Clinical Trial Details
— Status: Not yet recruiting
Administrative data
| NCT number |
NCT06175858 |
| Other study ID # |
cardiac amyloidosis |
| Secondary ID |
|
| Status |
Not yet recruiting |
| Phase |
N/A
|
| First received |
|
| Last updated |
|
| Start date |
January 2024 |
| Est. completion date |
May 2027 |
Study information
| Verified date |
December 2023 |
| Source |
Assiut University |
| Contact |
Alsayed ahmed |
| Phone |
01127450433 |
| Email |
sayedkelany20[@]gmail.com |
| Is FDA regulated |
No |
| Health authority |
|
| Study type |
Interventional
|
Clinical Trial Summary
The study aims to test and compare the diagnostic yield of different diagnostic modalities
(speckle tracking echocardiography, CMR, serum and urine protein analysis and bone tracer
scintigraphy) in the detection of cardiac amyloidosis among patients with "red flags"

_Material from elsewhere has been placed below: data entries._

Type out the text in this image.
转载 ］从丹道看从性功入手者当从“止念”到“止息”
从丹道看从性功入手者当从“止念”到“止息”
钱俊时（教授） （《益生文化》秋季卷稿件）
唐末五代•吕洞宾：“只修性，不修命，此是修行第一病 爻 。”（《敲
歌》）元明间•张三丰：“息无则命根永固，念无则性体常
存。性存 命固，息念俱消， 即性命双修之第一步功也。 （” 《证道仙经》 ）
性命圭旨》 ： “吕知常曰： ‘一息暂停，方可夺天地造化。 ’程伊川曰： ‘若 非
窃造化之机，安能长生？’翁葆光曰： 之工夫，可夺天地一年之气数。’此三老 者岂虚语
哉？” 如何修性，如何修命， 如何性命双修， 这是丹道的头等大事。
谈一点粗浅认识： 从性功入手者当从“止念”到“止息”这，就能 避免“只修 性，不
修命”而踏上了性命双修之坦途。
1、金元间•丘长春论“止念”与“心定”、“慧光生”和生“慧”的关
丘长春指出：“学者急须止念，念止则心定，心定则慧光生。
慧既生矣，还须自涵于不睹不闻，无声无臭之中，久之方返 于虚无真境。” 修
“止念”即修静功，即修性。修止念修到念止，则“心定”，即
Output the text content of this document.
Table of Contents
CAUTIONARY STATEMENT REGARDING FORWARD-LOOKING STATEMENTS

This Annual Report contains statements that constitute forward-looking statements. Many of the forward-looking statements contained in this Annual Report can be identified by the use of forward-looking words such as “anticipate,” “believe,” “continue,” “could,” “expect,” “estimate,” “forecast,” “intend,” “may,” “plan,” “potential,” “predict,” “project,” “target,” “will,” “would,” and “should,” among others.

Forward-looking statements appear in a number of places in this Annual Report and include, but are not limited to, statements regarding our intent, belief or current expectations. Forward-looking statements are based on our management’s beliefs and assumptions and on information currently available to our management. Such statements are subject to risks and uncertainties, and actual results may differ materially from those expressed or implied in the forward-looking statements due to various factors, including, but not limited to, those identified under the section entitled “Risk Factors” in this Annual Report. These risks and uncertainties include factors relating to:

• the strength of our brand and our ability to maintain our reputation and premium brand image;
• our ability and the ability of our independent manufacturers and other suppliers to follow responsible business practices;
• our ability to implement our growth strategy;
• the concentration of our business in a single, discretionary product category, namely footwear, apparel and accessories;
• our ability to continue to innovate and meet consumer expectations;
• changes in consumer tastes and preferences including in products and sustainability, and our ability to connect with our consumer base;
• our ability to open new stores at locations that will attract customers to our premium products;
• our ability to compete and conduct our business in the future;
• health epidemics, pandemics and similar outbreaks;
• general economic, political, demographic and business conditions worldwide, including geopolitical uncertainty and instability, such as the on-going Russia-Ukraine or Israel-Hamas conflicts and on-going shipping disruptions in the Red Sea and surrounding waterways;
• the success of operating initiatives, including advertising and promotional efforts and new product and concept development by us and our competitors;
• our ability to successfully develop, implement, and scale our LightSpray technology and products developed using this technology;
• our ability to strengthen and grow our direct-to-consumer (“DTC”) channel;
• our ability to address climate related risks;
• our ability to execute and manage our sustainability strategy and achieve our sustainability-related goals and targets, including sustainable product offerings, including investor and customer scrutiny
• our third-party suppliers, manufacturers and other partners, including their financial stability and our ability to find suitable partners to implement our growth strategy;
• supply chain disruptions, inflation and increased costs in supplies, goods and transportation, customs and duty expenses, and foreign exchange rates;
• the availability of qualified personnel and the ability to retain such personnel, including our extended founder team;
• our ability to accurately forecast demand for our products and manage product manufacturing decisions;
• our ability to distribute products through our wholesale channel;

suspecting cardiac amyloidosis.
Description:
Cardiac amyloidosis (CA) is a condition that can be caused by rare genetic variants in the
hereditary forms or because of acquired conditions. It is one of the serious and progressive
infiltrative disease that is caused by the deposition of amyloid fibrils at the cardiac level
.
Cardiac amyloidosis causes restrictive cardiomyopathy, and this is caused by extracellular
deposition of proteins in the myocardium. The proteins have an unstable structure that causes
them to misfold, aggregate, and deposit as amyloid fibrils .
According to the nature of the infiltrating protein, cardiac amyloidosis has two main
subtypes, immunoglobulin light chain cardiac amyloidosis (AL-CA), and transthyretin cardiac
amyloidosis (ATTR-CA) which is further subdivided according to the presence or absence of a
mutation in the transthyretin gene into wild-type (ATTRwt-CA) and variant (ATTRv-CA) .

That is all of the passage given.